Machine Learning Can Predict Seismic Damage In R/C Buildings
Assessment and determination. Seismic damage in R/C buildings is at the core of contemporary scientific research. Estimating the structural reaction of structures subjected to seismic ground vibrations is one of the most significant, but also difficult, scientific challenges in the field of earthquake engineering. Several academics have presented a variety of approaches in an attempt to assess the damage response of structures subjected to significant ground vibrations without doing time-consuming analyses. These operations, such as the creation of fragility curves, typically employ statistical theory-based methodologies. The advancement of computer power in recent decades has resulted in the creation of current soft computing technologies based on the use of machine learning algorithms.
A team of researchers led by Konstantinos Kostinakis from Aristotle University of Thessaloniki in Greece published a comprehensive comparative study of the capabilities of several machine learning approaches to accurately anticipate the seismic response of R/C structures. History of Nonlinear TimeAnalyses of 90 3D R/C structures with three distinct masonry infill distributions, exposed to 65 earthquakes, were used to generate the training dataset. The earthquake damage is calculated using the Maximum Interstory Drift Ratio. The most efficient machine learning algorithms use a large-scale comparative study. Experiment results reveal that the LightGBM technique delivers training stability, good overall performance, and a great coefficient of determination to evaluate the capacity to forecast the damage response of structures. Due to the urgent nature of the situation, civil defense mechanisms must use scientific methods and tools like the one described in order to make the best decisions possible. This could help them make the best decisions possible.

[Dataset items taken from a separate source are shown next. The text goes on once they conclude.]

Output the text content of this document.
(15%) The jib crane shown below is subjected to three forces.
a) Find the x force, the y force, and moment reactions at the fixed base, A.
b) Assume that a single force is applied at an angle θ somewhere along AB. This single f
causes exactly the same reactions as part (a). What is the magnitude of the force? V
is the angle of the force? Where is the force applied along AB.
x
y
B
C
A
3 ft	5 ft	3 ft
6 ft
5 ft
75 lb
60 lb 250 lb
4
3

The researchers created the training data set by selecting a large number of typical R/C structures, designing and modelling their inelastic characteristics, and selecting an appropriate number of seismic movements. They then chose the input (structural and seismic) parameters for the task. Nonlinear Time History Analyses were performed, which allowed the structures to be analyzed for the selected earthquake data and their seismic response to be identified. As a result, the findings of the studies were used to figure out the values of a seismic damage index, which is the goal of the machine learning techniques.

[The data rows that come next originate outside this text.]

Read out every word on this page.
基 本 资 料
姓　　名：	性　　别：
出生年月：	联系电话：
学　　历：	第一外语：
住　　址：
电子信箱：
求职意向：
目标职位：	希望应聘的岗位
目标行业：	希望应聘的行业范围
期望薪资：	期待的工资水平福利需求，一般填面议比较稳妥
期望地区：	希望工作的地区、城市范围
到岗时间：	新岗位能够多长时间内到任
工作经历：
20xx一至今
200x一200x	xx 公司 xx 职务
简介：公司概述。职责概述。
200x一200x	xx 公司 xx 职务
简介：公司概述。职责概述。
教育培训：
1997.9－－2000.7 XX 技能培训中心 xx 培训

The buildings were developed in accordance with the provisions of EC8 and EC2. For each of these buildings, three distinct masonry infill wall configurations were assumed (no masonry infills, masonry infills in all storeys, and masonry infills in all levels save the ground floor), resulting in three separate data subsets of 30 buildings each. Using nonlinear time history analyses, the selected structures were evaluated for 65 suitably chosen genuine earthquake recordings. Both seismic and structural factors commonly utilized in the literature were chosen as inputs in the process of machine learning techniques. In order to figure out how much damage R/C structures take, the well-known Maximum Interstory Drift Ratio was used.
COPYRIGHT_SZ: Published on https://stationzilla.com/seismic-damage-in-rc-buildings/ by Suleman Shah on 2022-03-31T13:09:09.740Z
An exhaustive comparison of the most frequently used supervised machine learning models was performed in order to discover the most effective algorithm capable of predicting the seismic damage of R/C structures with high accuracy. Machine learning approaches were used for statistical analysis of the training datasets in order to determine their predictability in estimating the seismic damage of the structures. By only training one sample in each iteration, the algorithm learning process is sped up a lot, which leads to faster convergence to the best solution.
The discovery of the appropriate algorithm hyperparameters in order to improve the prediction process. Furthermore, the training dataset may be enlarged to include buildings with varying structural qualities as well as earthquake recordings with a wider variety of seismic properties. The methodology should be expanded with data transformation techniques so that the algorithm can find the best representations of the input variables and extract meaningful information more easily.